Cosa resta dei 18 giorni di resistenza democratica che ha caratterizzato la Festa dell’Unità 2018 di Torino, nell’area di corso Grosseto 183, a Borgo Vittoria?
Una festa realizzata in una situazione di enorme difficoltà non solo ambientale a causa dei lavori per la demolizione del cavalcavia di corso Grosseto, ma anche di approccio emotivo in una zona della città ancora diffidente, arrabbiata verso un Pd a cui, nelle passate elezioni, è stata concessa la vittoria in un solo seggio.
E allora, smontati gli stand, portate via sedie e impianti audio, a parte un’area completamente bonificata e restituita alla città grazie al lavoro di tanti volontari, c’è da chiedersi cosa rimane.
Rimane la forte volontà politica di proiettarsi all’esterno e di coinvolgere non solo gli iscritti e neanche solo i propri votanti, la soddisfazione di aver provato a tendere l’orecchio e a parlare anche a quelle persone che non hanno tradizionalmente il Pd come referente politico. Rimane il tentativo di “una prova di democrazia diffusa” in cui la buona organizzazione, la chiarezza delle proposte, l’efficienza dei servizi e la qualità complessiva dell’offerta politica, culturale e di intrattenimento ha provato a tradursi nella dimostrazione palpabile che il Pd c’è, e che sa e può ancora ritrovarsi e riconoscersi in una comunità.
Rimane lo sforzo di aver introdotto forme di incontro e di partecipazione maggiormente in sintonia col modo, più laico e meno ideologico, con il quale oggi la gente si avvicina alla politica, una festa per la città e non solo di partito, a cui hanno partecipato le persone, le associazioni, l’università, i sindacati, il mondo delle imprese e gli intellettuali.
Il messaggio che fino a ieri, quella gente diventata semplicemente la gente di qualcun altro, ha cercato di far arrivare ai vertici del partito, allontanandosi, voltando le spalle ad una politica ridotta a giochi meschini, a mercato dei posti, è sembrato in questi giorni, trasformarsi in aspirazione a che si respiri un’aria pulita, nuova.
Era questa, alla fine, l’unica cosa che avesse davvero senso e importanza perché tanto, poi, la pazienza è la principale virtù di quella meravigliosa “gente di sinistra” che non aspetta altro che un segnale, una scintilla per riscoprire il senso di appartenenza.
Un bel risveglio, dunque, all’indomani di questa traversata lunga più di tre settimane durante la quale il Pd metropolitano a guida Mimmo Carretta, ha dimostrato di non soccombere, nonostante al suo interno non siano in pochi a darsi ancora da fare per azzopparlo, delegittimarlo e appioppargli il colpo di grazia, avanzando proposte dettate da personalismi, critiche suggerite da appartenenze a correnti diverse e inviti a disertare dibattiti e incontri.
Rimane una carica positiva, la voglia di non rassegnarsi a subire una destra arrogante e vincente.

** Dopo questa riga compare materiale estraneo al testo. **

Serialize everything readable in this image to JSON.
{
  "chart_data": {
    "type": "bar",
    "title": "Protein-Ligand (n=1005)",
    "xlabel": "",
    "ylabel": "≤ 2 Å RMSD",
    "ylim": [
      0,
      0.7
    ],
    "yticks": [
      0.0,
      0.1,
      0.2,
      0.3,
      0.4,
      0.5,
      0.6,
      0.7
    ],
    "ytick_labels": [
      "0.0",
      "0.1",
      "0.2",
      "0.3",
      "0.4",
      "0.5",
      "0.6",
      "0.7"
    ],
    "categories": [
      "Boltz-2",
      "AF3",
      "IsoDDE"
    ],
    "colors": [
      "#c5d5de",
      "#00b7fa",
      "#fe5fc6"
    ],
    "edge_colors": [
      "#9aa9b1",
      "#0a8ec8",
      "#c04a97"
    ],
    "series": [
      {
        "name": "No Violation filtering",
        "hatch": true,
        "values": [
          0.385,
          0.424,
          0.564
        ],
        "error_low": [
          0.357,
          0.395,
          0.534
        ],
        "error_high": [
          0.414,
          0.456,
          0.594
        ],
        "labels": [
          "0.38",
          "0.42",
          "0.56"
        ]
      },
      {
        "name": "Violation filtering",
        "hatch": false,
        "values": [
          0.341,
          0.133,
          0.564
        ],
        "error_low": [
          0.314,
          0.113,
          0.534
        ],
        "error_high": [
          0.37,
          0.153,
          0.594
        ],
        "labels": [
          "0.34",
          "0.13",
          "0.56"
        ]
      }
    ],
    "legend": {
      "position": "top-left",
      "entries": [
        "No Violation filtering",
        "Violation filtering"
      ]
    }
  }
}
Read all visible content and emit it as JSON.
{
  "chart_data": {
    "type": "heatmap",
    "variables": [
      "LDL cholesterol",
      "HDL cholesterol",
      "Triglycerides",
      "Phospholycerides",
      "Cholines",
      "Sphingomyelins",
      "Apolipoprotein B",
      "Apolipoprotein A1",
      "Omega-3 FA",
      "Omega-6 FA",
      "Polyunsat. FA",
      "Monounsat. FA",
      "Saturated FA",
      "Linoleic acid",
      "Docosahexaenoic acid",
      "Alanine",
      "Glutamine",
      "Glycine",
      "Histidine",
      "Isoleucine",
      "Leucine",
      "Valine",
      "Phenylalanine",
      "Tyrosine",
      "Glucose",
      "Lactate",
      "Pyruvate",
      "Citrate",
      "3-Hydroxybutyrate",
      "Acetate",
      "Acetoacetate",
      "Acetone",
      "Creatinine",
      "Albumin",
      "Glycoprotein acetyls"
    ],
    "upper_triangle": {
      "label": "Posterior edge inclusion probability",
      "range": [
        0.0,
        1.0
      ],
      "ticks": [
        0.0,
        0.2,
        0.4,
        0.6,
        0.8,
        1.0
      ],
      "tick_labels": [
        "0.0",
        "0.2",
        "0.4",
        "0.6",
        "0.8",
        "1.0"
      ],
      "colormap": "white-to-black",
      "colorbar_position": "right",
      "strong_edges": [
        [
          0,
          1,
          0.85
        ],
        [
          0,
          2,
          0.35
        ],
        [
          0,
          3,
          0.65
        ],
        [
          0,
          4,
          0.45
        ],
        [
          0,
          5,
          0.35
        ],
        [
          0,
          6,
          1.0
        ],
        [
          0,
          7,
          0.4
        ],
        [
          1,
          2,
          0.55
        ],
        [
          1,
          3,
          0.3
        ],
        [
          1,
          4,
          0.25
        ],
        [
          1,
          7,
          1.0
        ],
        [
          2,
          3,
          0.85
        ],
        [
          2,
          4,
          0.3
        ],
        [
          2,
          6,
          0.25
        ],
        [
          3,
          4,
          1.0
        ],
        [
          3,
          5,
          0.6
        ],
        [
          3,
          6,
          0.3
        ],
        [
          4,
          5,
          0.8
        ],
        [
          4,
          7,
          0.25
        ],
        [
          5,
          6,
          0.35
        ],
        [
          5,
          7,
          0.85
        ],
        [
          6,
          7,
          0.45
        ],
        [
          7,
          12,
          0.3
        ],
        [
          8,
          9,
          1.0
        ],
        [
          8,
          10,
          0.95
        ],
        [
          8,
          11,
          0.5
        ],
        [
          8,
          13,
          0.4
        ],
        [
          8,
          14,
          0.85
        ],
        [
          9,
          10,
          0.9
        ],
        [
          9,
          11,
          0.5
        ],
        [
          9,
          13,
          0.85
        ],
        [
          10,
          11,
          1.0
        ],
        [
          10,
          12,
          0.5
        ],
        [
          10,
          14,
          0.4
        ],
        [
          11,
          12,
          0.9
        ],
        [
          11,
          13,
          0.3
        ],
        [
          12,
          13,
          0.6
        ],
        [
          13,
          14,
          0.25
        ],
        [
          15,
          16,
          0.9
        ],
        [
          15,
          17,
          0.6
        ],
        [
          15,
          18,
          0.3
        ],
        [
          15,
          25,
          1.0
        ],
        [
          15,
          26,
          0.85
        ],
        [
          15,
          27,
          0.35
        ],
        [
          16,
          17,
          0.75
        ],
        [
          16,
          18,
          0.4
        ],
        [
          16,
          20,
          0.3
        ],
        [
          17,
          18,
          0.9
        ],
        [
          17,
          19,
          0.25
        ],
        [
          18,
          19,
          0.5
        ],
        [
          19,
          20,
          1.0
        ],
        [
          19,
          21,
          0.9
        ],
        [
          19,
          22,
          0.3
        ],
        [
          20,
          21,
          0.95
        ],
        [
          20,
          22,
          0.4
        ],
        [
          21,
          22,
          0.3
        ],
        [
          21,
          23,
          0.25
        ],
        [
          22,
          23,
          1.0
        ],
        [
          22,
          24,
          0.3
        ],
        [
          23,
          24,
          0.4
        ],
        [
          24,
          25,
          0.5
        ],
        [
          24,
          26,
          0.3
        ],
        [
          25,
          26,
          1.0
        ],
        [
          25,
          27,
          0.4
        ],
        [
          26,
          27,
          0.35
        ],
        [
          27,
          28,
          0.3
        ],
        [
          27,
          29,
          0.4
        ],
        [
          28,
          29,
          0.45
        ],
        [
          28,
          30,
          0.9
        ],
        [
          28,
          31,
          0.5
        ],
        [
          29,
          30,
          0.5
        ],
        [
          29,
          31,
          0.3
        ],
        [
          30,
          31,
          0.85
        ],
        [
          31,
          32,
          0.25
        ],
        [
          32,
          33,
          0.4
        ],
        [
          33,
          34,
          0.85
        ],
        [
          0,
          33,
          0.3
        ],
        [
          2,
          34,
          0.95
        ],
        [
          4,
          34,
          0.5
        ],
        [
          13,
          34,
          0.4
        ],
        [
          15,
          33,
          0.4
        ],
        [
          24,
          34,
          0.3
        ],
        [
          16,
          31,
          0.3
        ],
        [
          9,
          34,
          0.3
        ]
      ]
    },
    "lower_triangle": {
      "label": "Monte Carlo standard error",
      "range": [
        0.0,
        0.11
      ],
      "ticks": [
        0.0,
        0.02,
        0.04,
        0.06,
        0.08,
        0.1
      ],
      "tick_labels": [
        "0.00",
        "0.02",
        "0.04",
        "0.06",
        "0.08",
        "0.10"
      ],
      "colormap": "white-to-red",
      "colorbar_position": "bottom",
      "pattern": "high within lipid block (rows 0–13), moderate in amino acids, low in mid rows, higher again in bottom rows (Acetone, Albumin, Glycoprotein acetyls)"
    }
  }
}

La passione, l’affetto, l’entusiasmo sincero delle persone e dei volontari che mettendoci braccia e anima, hanno sacrificano l’estate e il tempo con le famiglie per tramandare i loro valori e sentirsi parte di un progetto più grande, ambizioso ma non per questo impossibile.
Resta una supplica della gente ai piani alti del partito: non è una questione di comunicazione o di cattivo brand, ma di cedibilità e contenuti. E non è nemmeno una questione di età, ma di capacità di muovere un entusiasmo genuino attorno a temi spesso trascurati, è una questione di proposte, di prospettiva.
C’è da augurarsi che l’establishment del Pd piemontese, poco presente alla festa se non per le serate dedicate ai Big nazionali, non commetta l’errore di prendere questo tentativo di riconciliazione con la gente, obiettivamente riuscito vista la partecipazione popolare, e lo butti via continuando a fare quello che si è sempre fatto. C’è da augurarsi che non resti sordo agli appelli arrivati in queste giorni dalle persone comuni sedute tra il pubblico, che non resti povero di qualsiasi tipo di immaginazione, alieno all’idea che il futuro si costruisce partendo dalle basi, dai fondamentali.
Resta il senso di un impegno collettivo, fortemente sentito e generosamente vissuto da un “pezzo” di sinistra che ha bisogno di muoversi fuori, cercando alternative e che non ha più nessuna voglia di stare a guardare.